Una immagine più evocativa di quella del Cerro del Tesoro, recentemente dichiarato dalla Campania albero d'interesse regionale, insieme al Cerro del Drago, non potevano scegliere i bambini delle scuole dell'infanzia e della primaria, oltre ai giovanissimi alunni della secondaria di primo grado, dell'IOS "F. De Sanctis" di Lacedonia, guidato dalla D. S. prof.ssa Silvana Rita Solimine, per presentare l'evento che culturale e ludico che hanno organizzato per il giorno 21 del corrente mese di dicembre, alle ore 15.30, presso il Teatro comunale di Lacedonia. Infatti la manifestazione "Il Natale: un ritorno al passato" si inquadra nel più ampio progetto Costruiamo il futuro conoscendo insieme le nostre radici (e le nostre sono davvero profondissime), coordinato dalla prof.ssa Giuseppina D'Agostino, che ha già visto l'estroflessione di innumerevoli iniziative.
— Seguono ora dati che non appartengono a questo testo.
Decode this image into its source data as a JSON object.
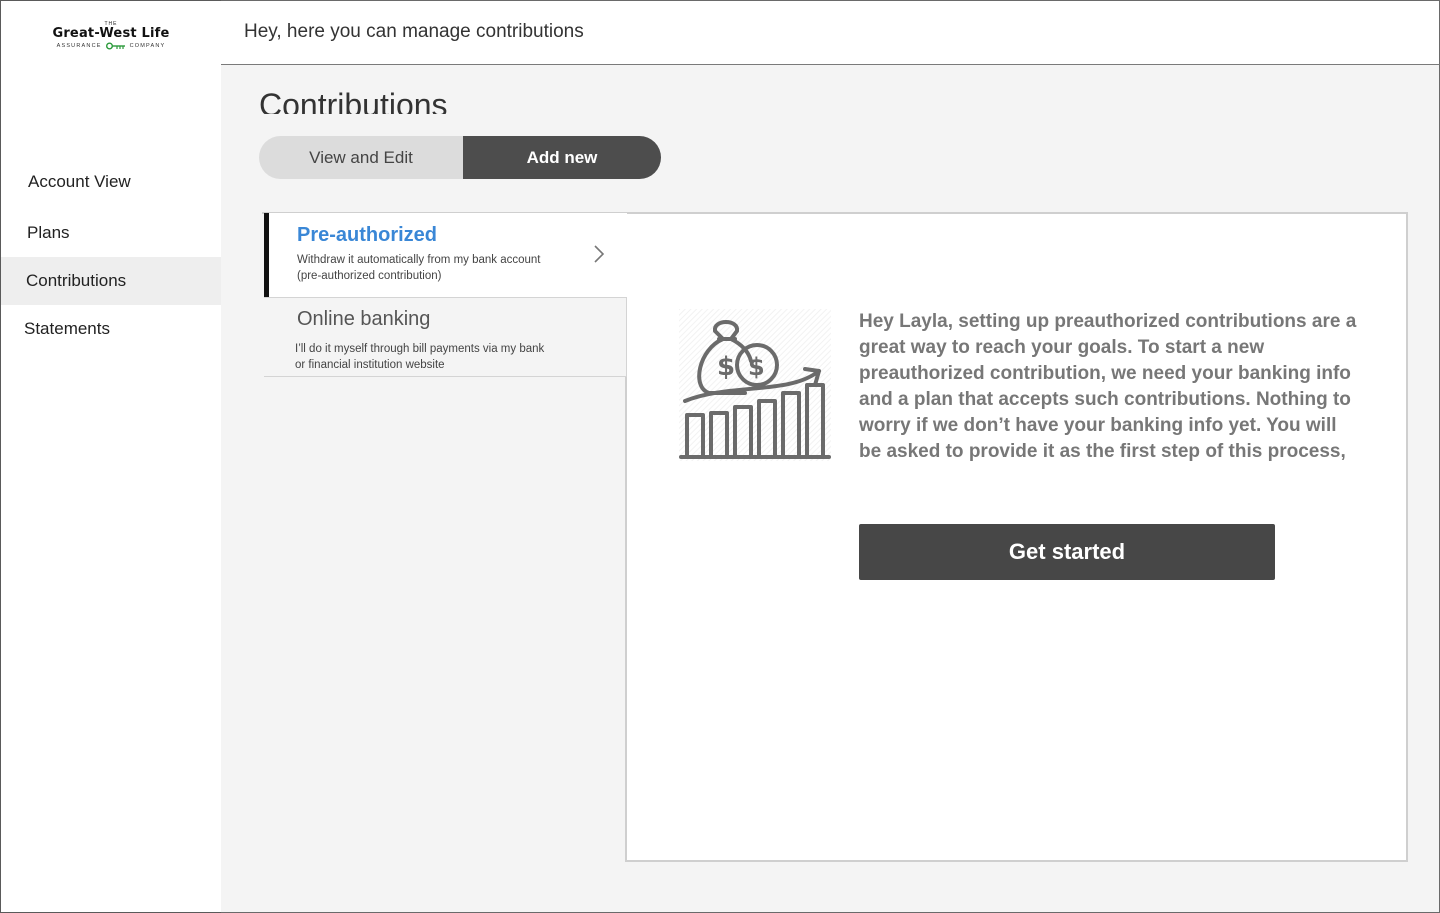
{
  "brand": {
    "the": "THE",
    "name": "Great-West Life",
    "sub_left": "ASSURANCE",
    "sub_right": "COMPANY"
  },
  "sidebar": {
    "items": [
      {
        "label": "Account View"
      },
      {
        "label": "Plans"
      },
      {
        "label": "Contributions",
        "active": true
      },
      {
        "label": "Statements"
      }
    ]
  },
  "header": {
    "greeting": "Hey, here you can manage contributions"
  },
  "main": {
    "title": "Contributions",
    "toggle": {
      "left": "View and Edit",
      "right": "Add new",
      "selected": "Add new"
    },
    "options": [
      {
        "title": "Pre-authorized",
        "desc": "Withdraw it automatically from my bank account (pre-authorized contribution)",
        "active": true
      },
      {
        "title": "Online banking",
        "desc": "I’ll do it myself through bill payments via my bank or financial institution website",
        "active": false
      }
    ],
    "illustration_icon": "money-bag-growth-chart-icon",
    "message": "Hey Layla, setting up preauthorized contributions are a great way to reach your goals. To start a new preauthorized contribution, we need your banking info and a plan that accepts such contributions. Nothing to worry if we don’t have your banking info yet. You will be asked to provide it as the first step of this process,",
    "cta": "Get started"
  },
  "colors": {
    "accent_blue": "#3a87d6",
    "dark_button": "#474747",
    "panel_bg": "#f4f4f4",
    "logo_key_green": "#2a9a3a"
  }
}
Patricinato dal Comune di Lacedonia, lo spettacolo si pone in continuità con l'iniziativa di Pro Loco "G. Chicone" e Coldiretti protesa alla riscoperta dei dolci natalizi, che si terrà in Piazza De Sanctis alle ore 18.00, con il coinvolgimento dei bambini che giungeranno dal Teatro in corteo portando fiaccole accese: quelle fiammelle certamente rappresenteranno bene l'anelito, la fortissima speranza ad una ripresa della nostra terra, la qual cosa potrebbe trovare quale suo strumento proprio un metaforico ritorno al passato: indietreggiare con la memoria per avanzare culturalmente e socialmente nel futuro, insomma. Ed è quello che chi scrive auspica fortemente. Oltre a Pro Loco e Coldiretti, l'evento si avvale della collaborazione della Banda "Umberto Giordano", della Polizia Municipale, della Misericordia e dell'UNLA.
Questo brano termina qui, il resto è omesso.